Nietzsche çağları aşan bir perspektifi, insan yaşamına dair vurgularla yazmış ve yaşamıştır. Onu anlamak zor, yanlış anlamak ise çok kolaydır. A. Onur Aktaş, Nietzsche'nin en önemli kavram ve anlatılarını, yaşadığımız toprağın kültürüne dair söylemleri de katarak o kadar berrak anlatıyor ki geçmişte okuduğunuz herhangi bir Nietzsche kitabını belki dönüp yeniden yorumlamanızı yeni çıkarımlar sağlamanızı olanaklı kılıyor. Ancak Aktaş'ın kitabında sadece Nietzsche ile beraber değiliz. Schopenhauer'un müziği, Aristoteles'in mutluluğu, Smith'in duyguları da bizlerle…
Ölümün farkında olan tarafımız soruyor, "Aciz bir varlık olduğunu biliyorsun, peki yaşadığının farkında olarak mı yaşıyorsun? Bu senin hayatın mı? Yoksa büyüklerinin, öğretmenlerinin, din insanlarının, politikacılarının, reklamcılarının, medyanın sana biçtiği rolü oynayan ruhsuz, kuru bir aktör müsün? Kendi düşüncelerini oluşturmaya, kendi hayatını yaşamaya çabaladın mı? Kimin hayatını yaşıyorsun?" Bu sorular ister istemez huzursuzluk yaratacaktır… Huzursuzluk, eğer can kulağıyla dinlenilirse aslında bir çağrıdır. Bu başka birileri ile ilgili bir sorun değildir. Dolaysız, vasıtasız, her an, doğrudan, içerden bizi ilgilendiren bir çağrıdır.

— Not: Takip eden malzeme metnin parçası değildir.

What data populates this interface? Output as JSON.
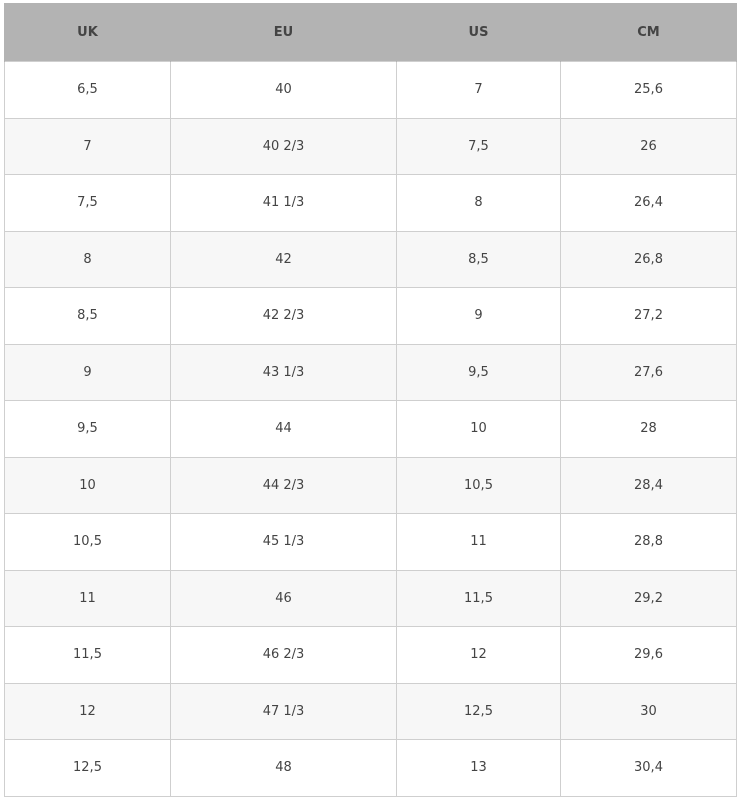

Düşünce'nin bizzat kendisi, otorite ile konuşmak, ona sorular yöneltmek ve eleştirmek ister. Anlamak ister. Kendi gözleri ile görüp, kendi gönlü ve aklı ile reddetmek veya onaylamak ister. İyi yaşam, kendisine sunulanı hemen kabul etmeyen, huzursuzluklarını, arayışını, kaygılarını ve sorularını asla küçük görmeyen cevval insanda ifadesini bulur. Saygı, sorgulamayı, eleştirmeyi, zorlamayı, arayışı ve anlamı gerektirir. Kültür, sınır çekenlerin bu sınırları muhafaza çabalarından daha çok, o sınırı sorgulamayı tercih edenlerin marifetidir. Yazar Nietzsche felsefesinin önemli noktalarını, büyük bir ustalıkla ve öylesine anlaşılır bir dille aktarıyor ki Nietzsche okumak hiç olmadığı kadar keyifli bir hal alıyor!